The purpose of this study was to determine the effectiveness of a perceptual-motor development programme for children with Developmental Coordination Disorder (DCD), as identified on the Movement Assessment Battery for Children (M-ABC). A pre- and post-test design was employed in the study and data were reported as case studies. The programme included a cognitive approach to perceptual-motor activities, with special attention to visual perception. The intervention programme was implemented over six consecutive weeks, with two 45-minute sessions each week.
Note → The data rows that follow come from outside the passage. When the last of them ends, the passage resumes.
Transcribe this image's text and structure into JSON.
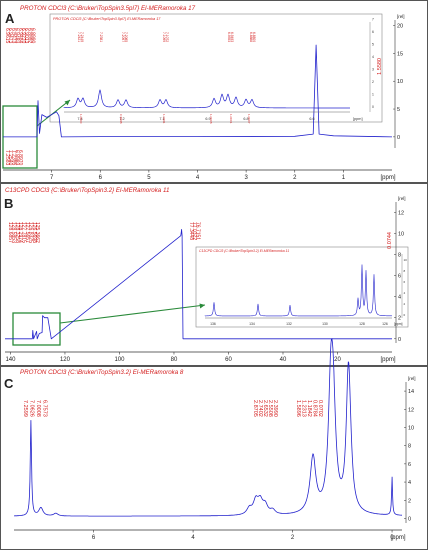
{
  "chart_data": [
    {
      "panel": "A",
      "type": "line",
      "title": "PROTON CDCl3 {C:\\Bruker\\TopSpin3.5pl7} El-MERamoroka 17",
      "xlabel": "[ppm]",
      "ylabel": "[rel]",
      "xlim": [
        8,
        0
      ],
      "ylim": [
        -2,
        21
      ],
      "x_ticks": [
        "7",
        "6",
        "5",
        "4",
        "3",
        "2",
        "1",
        "[ppm]"
      ],
      "y_ticks": [
        "20",
        "15",
        "10",
        "5",
        "0"
      ],
      "x": [
        8.0,
        7.3,
        7.28,
        7.25,
        7.2,
        7.1,
        6.9,
        6.85,
        6.8,
        6.0,
        4.0,
        2.0,
        1.62,
        1.56,
        1.5,
        1.2,
        0.0
      ],
      "values": [
        0,
        0,
        6.5,
        0.6,
        4.0,
        3.5,
        4.5,
        3.8,
        0,
        0.05,
        0.05,
        0.1,
        0.5,
        16.5,
        0.5,
        0.2,
        0
      ],
      "peak_labels_left": [
        "6.9615",
        "6.9473",
        "6.9473",
        "6.9483",
        "6.9484",
        "6.9270",
        "6.9013",
        "6.8992",
        "6.8990"
      ],
      "peak_labels_bottom": [
        "7.2583",
        "7.2540",
        "7.2395",
        "6.8983",
        "6.8970"
      ],
      "peak_labels_right": [
        "1.5580"
      ],
      "inset": {
        "title": "PROTON CDCl3 {C:\\Bruker\\TopSpin3.5pl7} El-MERamoroka 17",
        "xlabel": "[ppm]",
        "x_ticks": [
          "7.4",
          "7.2",
          "7.1",
          "6.9",
          "6.8",
          "6.6"
        ],
        "y_ticks": [
          "0",
          "1",
          "2",
          "3",
          "4",
          "5",
          "6",
          "7"
        ],
        "peak_group_labels": [
          [
            "7.2421",
            "7.2449"
          ],
          [
            "7.2381"
          ],
          [
            "7.2097",
            "7.2085"
          ],
          [
            "7.1099",
            "7.1072"
          ],
          [
            "6.9553",
            "6.9493"
          ],
          [
            "6.8888",
            "6.8800"
          ]
        ],
        "integrals": [
          "1.0000",
          "0.9998",
          "1.0991",
          "1.0008",
          "1.0001",
          "1.0007"
        ]
      }
    },
    {
      "panel": "B",
      "type": "line",
      "title": "C13CPD CDCl3 {C:\\Bruker\\TopSpin3.2} El-MERamoroka 11",
      "xlabel": "[ppm]",
      "ylabel": "[rel]",
      "xlim": [
        142,
        0
      ],
      "ylim": [
        -0.4,
        13
      ],
      "x_ticks": [
        "140",
        "120",
        "100",
        "80",
        "60",
        "40",
        "20",
        "[ppm]"
      ],
      "y_ticks": [
        "12",
        "10",
        "8",
        "6",
        "4",
        "2",
        "0"
      ],
      "x": [
        142,
        132,
        131.8,
        131.5,
        130.4,
        130.2,
        129.4,
        128.4,
        128.2,
        127.5,
        126.3,
        125,
        77.5,
        77.2,
        77.0,
        76.7,
        30,
        0
      ],
      "values": [
        0,
        0,
        0.8,
        0,
        0.7,
        0,
        0.5,
        0.6,
        2.2,
        2.0,
        2.0,
        0,
        9.8,
        10.4,
        9.8,
        0,
        0,
        0
      ],
      "peak_labels_left": [
        "128.6857",
        "128.5853",
        "128.3258",
        "128.2974",
        "127.7815",
        "127.5657",
        "126.8325",
        "126.5698",
        "125.3662"
      ],
      "peak_labels_center": [
        "77.3448",
        "77.0322",
        "76.7151"
      ],
      "peak_labels_right": [
        "0.0744"
      ],
      "inset": {
        "title": "C13CPD CDCl3 {C:\\Bruker\\TopSpin3.2} El-MERamoroka 11",
        "xlabel": "[ppm]",
        "x_ticks": [
          "136",
          "134",
          "132",
          "130",
          "128",
          "126"
        ],
        "y_ticks": [
          "0",
          "2",
          "4",
          "6",
          "8",
          "10"
        ]
      }
    },
    {
      "panel": "C",
      "type": "line",
      "title": "PROTON CDCl3 {C:\\Bruker\\TopSpin3.2} El-MERamoroka 8",
      "xlabel": "[ppm]",
      "ylabel": "[rel]",
      "xlim": [
        7.6,
        -0.2
      ],
      "ylim": [
        -0.5,
        15
      ],
      "x_ticks": [
        "6",
        "4",
        "2",
        "0",
        "[ppm]"
      ],
      "y_ticks": [
        "14",
        "12",
        "10",
        "8",
        "6",
        "4",
        "2",
        "0"
      ],
      "x": [
        7.6,
        7.3,
        7.26,
        7.22,
        7.0,
        6.95,
        6.8,
        3.5,
        2.9,
        2.75,
        2.6,
        2.5,
        2.0,
        1.7,
        1.56,
        1.4,
        1.3,
        1.25,
        1.15,
        1.05,
        0.9,
        0.88,
        0.84,
        0.7,
        0.3,
        0.02,
        0.0,
        -0.02,
        -0.2
      ],
      "values": [
        0,
        0,
        10.8,
        0.5,
        1.2,
        1.0,
        0.2,
        0.4,
        1.2,
        2.3,
        1.9,
        1.1,
        1.2,
        3.0,
        6.8,
        3.2,
        10.6,
        14.5,
        12.5,
        2.0,
        6.0,
        13.8,
        6.5,
        1.0,
        0.5,
        0.5,
        4.5,
        0.3,
        0
      ],
      "peak_labels_left": [
        "7.2599",
        "7.0626",
        "7.0008",
        "6.7573"
      ],
      "peak_labels_center": [
        "2.8705",
        "2.7402",
        "2.6532",
        "2.5508",
        "2.3990"
      ],
      "peak_labels_right": [
        "1.5896",
        "1.2313",
        "1.1842",
        "0.8784",
        "0.0702"
      ]
    }
  ],
  "labels": {
    "panel_a": "A",
    "panel_b": "B",
    "panel_c": "C"
  },
  "colors": {
    "spectrum": "#2222cc",
    "annotation": "#d42020",
    "zoom_box": "#2a8a3a"
  }
}
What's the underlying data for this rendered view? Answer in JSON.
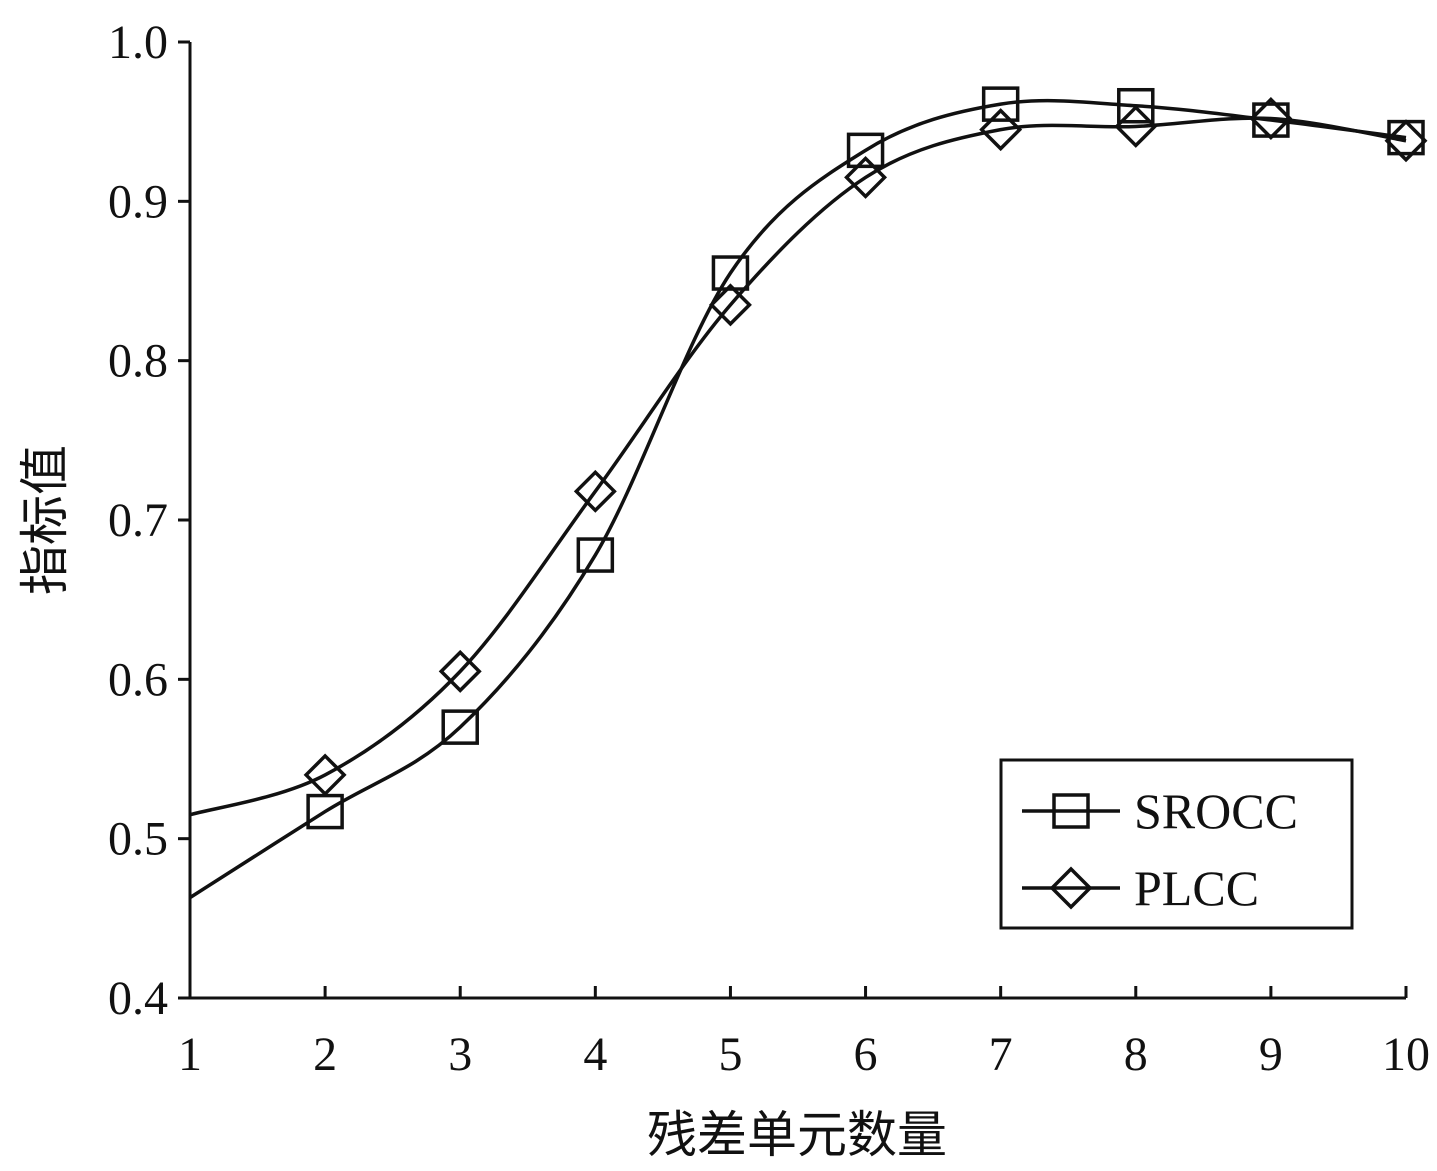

The motor proficiency of nine of the 12 children who participated in this study improved to the point where they were no longer classified as having DCD. The reasons for this improvement could be attributed to the regular practise provided by the perceptual-motor activities that were the content of the program and to the method of presentation, i.e. the cognitive strategies that were child-centred, which could have helped develop self-confidence in the children. These results are in agreement with the research of Schoemaker and Kalverboer (1994) that many children with DCD may learn to overcome or cope with their movement problems. The three children who performed most poorly on the M-ABC pre-test did not improve over the course of the intervention programme. A thorough examination of their perceptual-motor system could provide more information about the various factors that may contribute to their movement problems. It is also possible that the programme simply was not long enough for these children (they did not get enough practise) and/or they were not able to respond to the child-centred cognitive approach in such a short period of time.